Introduction to Universal Hashing in Data Structure

Last Updated : 22 Feb, 2023

Universal hashing is a technique used in computer science and information theory for designing hash functions. It is a family of hash functions that can be efficiently computed by using a randomly selected hash function from a set of hash functions. The goal of universal hashing is to minimize the chance of collisions between distinct keys, which can lead to degraded performance in hash table operations.

In the traditional approach to hashing, a fixed hash function is used to map keys to an array index. However, if the distribution of keys is not uniform, collisions may occur frequently, causing the hash table to degrade into a linked list, which can severely impact performance.

Universal hashing attempts to solve this problem by choosing a hash function at random from a family of hash functions. The family of hash functions is designed to minimize the probability of collisions, regardless of the distribution of keys. By randomly selecting a hash function from the family for each new key, the chance of collisions is further reduced.

Universal hashing has several advantages, including:

It provides a high degree of randomness in the selection of hash functions, which reduces the likelihood of collisions.
It is simple to implement and can be used in a wide variety of applications.
It has a high degree of flexibility, allowing for easy modification of the family of hash functions to optimize performance for specific data sets.

However, there are also some disadvantages to using universal hashing, including:

It can be computationally expensive to generate a large number of hash functions.
The selection of hash functions must be done carefully to ensure they are truly independent.
It may not be suitable for all types of data sets, particularly those with complex or unpredictable distributions.
Some recommended books on universal hashing and hash tables include “Algorithms” by Robert Sedgewick and Kevin Wayne, “Introduction to Algorithms” by Thomas H. Cormen, Charles E. Leiserson, Ronald L. Rivest, and Clifford Stein, and “The Art of Computer Programming” by Donald E. Knuth.

Hashing is a great practical tool, with an interesting and subtle theory too. In addition to its use as a dictionary data structure, hashing also comes up in many different areas, including cryptography and complexity theory.

Universal Hashing refers to selecting a hash function at random from a family of hash functions with a certain mathematical property. This ensures a minimum number of collisions.

A randomized algorithm H for constructing hash functions h : U → {1,… ,M} is universal if for all (x, y) in U such that x ≠ y, Pr_h∈H[h(x) = h(y)] ≤ 1/M (i.e, The probability of x and y such that h(x) = h(y) is <= 1/M for all possible values of x and y).

A set H of hash functions is called a universal hash function family if the procedure “choose h ∈ H at random” is universal. (Here the key is identifying the set of functions with the uniform distribution over the set.)

Theorem: If H is a set of the universal hash function family, then for any set S ⊆ U of size N, such that x ∈ U and y ∈ S, the expected number of collisions between x and y is at most N/M.

Proof: Each y ∈ S (y ≠ x) has at most a 1/M chance of colliding with x by the definition of “universal”. So,

Let C_xy = 1 if x and y collide and 0 otherwise.
Let C_x denote the total number of collisions for x.

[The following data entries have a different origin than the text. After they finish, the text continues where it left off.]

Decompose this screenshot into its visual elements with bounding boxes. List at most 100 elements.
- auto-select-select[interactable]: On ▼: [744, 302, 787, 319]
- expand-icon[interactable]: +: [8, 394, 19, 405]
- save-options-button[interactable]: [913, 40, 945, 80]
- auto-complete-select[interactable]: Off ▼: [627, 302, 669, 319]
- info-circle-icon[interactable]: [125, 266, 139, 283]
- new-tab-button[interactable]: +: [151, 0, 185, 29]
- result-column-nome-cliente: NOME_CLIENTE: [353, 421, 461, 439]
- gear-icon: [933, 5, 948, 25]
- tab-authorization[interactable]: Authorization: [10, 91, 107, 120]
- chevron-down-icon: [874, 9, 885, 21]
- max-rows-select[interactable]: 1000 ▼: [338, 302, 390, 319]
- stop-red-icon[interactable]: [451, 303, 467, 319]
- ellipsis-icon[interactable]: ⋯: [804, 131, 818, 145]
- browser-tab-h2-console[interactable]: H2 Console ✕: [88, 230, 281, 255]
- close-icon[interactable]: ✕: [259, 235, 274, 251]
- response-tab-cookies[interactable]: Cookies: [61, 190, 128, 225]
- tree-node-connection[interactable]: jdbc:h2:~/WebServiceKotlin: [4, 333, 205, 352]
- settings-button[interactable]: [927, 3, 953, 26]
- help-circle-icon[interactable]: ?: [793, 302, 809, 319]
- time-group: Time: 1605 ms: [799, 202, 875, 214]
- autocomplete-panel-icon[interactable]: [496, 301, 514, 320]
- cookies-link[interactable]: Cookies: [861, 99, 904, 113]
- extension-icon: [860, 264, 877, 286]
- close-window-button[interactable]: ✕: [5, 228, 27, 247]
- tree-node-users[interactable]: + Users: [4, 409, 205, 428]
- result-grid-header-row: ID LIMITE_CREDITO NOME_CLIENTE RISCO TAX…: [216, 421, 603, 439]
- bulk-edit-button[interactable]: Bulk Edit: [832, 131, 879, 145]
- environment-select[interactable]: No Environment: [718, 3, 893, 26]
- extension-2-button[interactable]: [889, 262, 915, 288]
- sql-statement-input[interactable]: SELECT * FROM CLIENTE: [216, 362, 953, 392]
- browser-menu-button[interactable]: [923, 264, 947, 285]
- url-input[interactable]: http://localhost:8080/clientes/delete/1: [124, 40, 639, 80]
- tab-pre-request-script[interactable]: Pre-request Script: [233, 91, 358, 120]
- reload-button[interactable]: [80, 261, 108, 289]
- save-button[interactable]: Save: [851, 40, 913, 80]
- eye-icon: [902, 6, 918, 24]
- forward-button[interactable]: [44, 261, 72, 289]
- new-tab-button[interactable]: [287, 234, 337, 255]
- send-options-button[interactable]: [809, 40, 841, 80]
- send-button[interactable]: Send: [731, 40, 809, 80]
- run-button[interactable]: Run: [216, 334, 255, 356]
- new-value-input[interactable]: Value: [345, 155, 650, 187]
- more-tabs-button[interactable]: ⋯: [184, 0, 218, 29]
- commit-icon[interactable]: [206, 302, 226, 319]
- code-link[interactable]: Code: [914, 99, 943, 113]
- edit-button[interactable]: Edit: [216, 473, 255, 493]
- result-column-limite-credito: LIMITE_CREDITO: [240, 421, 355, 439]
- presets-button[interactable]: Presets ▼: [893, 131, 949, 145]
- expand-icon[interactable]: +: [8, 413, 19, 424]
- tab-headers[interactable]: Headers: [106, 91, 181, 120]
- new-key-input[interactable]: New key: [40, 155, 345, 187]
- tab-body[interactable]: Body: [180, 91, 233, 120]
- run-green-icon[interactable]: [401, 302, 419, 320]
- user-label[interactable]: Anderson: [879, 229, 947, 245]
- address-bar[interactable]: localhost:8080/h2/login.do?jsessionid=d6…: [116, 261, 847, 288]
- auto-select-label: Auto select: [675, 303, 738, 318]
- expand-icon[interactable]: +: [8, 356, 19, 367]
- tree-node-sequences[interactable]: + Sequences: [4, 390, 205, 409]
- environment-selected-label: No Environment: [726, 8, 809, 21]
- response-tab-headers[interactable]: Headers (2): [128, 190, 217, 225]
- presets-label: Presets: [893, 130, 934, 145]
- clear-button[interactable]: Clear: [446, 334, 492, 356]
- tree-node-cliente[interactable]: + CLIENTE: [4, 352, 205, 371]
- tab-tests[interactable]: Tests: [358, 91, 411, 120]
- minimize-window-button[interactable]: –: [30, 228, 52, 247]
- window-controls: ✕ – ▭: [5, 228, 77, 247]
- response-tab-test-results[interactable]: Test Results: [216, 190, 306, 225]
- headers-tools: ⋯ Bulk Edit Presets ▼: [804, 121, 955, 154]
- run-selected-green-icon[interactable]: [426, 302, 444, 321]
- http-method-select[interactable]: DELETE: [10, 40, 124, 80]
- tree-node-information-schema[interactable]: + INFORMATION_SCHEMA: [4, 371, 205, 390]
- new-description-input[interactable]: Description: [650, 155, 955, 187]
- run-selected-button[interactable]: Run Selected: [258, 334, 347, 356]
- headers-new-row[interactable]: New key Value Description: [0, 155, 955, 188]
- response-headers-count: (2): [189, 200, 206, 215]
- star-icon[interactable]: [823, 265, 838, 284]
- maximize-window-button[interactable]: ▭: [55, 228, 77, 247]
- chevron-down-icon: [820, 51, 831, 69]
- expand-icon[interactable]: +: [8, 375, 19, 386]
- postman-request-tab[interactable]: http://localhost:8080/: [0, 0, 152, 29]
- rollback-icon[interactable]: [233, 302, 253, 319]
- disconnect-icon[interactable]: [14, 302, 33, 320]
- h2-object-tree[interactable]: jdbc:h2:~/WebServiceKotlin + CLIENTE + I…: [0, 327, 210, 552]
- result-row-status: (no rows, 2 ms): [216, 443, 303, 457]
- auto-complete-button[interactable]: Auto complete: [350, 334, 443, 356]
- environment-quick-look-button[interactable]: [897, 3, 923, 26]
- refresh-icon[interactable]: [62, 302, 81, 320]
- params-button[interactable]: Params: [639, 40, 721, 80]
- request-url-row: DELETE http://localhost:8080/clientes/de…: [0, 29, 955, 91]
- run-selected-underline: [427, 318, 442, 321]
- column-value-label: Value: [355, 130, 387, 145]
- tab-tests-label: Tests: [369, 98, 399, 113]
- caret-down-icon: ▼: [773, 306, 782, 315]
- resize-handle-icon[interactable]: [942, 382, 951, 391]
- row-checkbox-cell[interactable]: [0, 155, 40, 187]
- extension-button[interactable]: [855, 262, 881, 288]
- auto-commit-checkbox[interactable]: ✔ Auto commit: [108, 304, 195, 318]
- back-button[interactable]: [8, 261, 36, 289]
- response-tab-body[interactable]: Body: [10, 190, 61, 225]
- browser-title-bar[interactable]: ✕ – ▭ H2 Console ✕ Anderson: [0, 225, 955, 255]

So, C_x= ∑ _{y∈S, x≠y}C_xy_.
We know E[C_xy] = Pr[ x and y collide ] ≤ 1/M.
So, by the linearity of expectation, E[C_x] = ∑_yE[C_xy] < N/M.

Corollary: If H is a set of the universal hash function family, then for any sequence of L insert, lookup, or delete operations in which there are at most M elements in the system at any time, the expected total cost of the L operations for a random h ∈ H is only O(L) (viewing the time to compute h as constant).

For any given operation in the sequence, its expected cost is constant by the above theorem. Therefore, the expected total cost of the L operations is O(L) by the linearity of expectation.

Constructing a universal hash family using the matrix method:

Let’s say keys are u-bits long and the table size M is the power of 2, so an index is b-bits long with M = 2^b.

What we will do is pick h to be a random b-by-u binary matrix, and define h(x) = hx, where hx is calculated by adding some of the columns of h (doing vector addition over mod 2) where the 1 bits in x indicate which columns to add. (e.g., the 1^st and 3^rd columns of h are added in the below example). These matrices are short and fat. For instance:

Now, take an arbitrary pair of keys (x, y) such that x ≠ y. They must differ someplace, let’s assume they differ in the i^th coordinate, and for concreteness say x_i = 0 and y_i = 1. Imagine we first choose all of h but the i^th column. Over the remaining choices of the i^th column, h(x) is fixed. However, each of the 2^b different settings of the i^th column gives a different value of h(y) (in particular, every time we flip a bit in that column, we flip the corresponding bit in h(y)). So there is exactly a 1/2^b chance that h(x) = h(y).